You might think from the title of today’s screed that I’m going to get into another Dylan rant. Nope. I’m just borrowing a song title from him because it was the first thing that popped into my head when I read something.
I realize that research can be boring but here is the factoid that blew my mind: 40% of Facebook accounts and 20% of Twitter accounts claiming to represent a Fortune 100 brand are unauthorized. That comes out of a research report from the good folks at Nexgate. They analyzed the 32,000 social media accounts associated with the Fortune 100 between July 2013 and June 2014 to compile their State of Social Media Infrastructure, Part 2 report. The findings are disturbing, at least to me, and should be a warning to anyone in business who manages a social media account.
It found that the average firm had 320 accounts on various platforms, but that many were false. How exactly any company, even these very big ones, can keep up with 320 accounts is beyond me although I suppose you could convince me of the need for very granular Twitter accounts, for example, with which to do customer service. 2.29 accounts per firm indicated that they had probably been hijacked, while social spam on accounts grew a staggering 658% since mid-2013. Links to porn, malicious software, and worse are rampant. I suspect that using the excuse that “it wasn’t us; it was an evil person using our good name” isn’t going to cut it.

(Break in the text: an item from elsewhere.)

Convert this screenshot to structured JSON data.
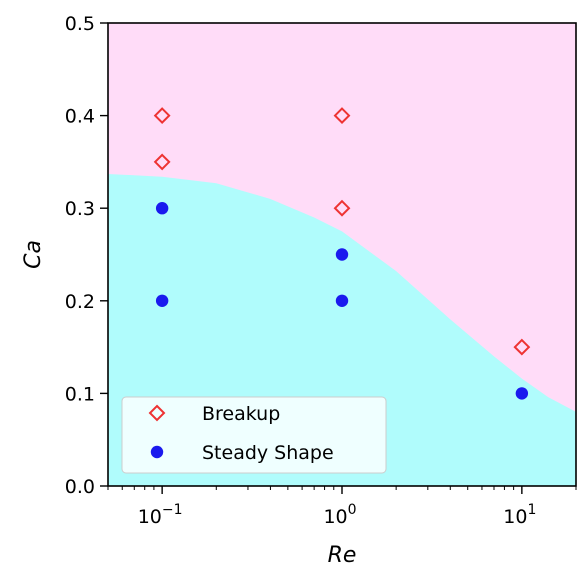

Obviously the first thing any smart business should do is to create an inventory of legitimate accounts. From that you find the other accounts and ask that they be taken down. It’s also important not to just “set and forget” what’s going on within the real accounts. People do manage to hack their way in and spammers have figured out ways to hijack threads. In other words part of “listening” is hearing yourself as part of the conversation and taking action when your own voice seems inauthentic.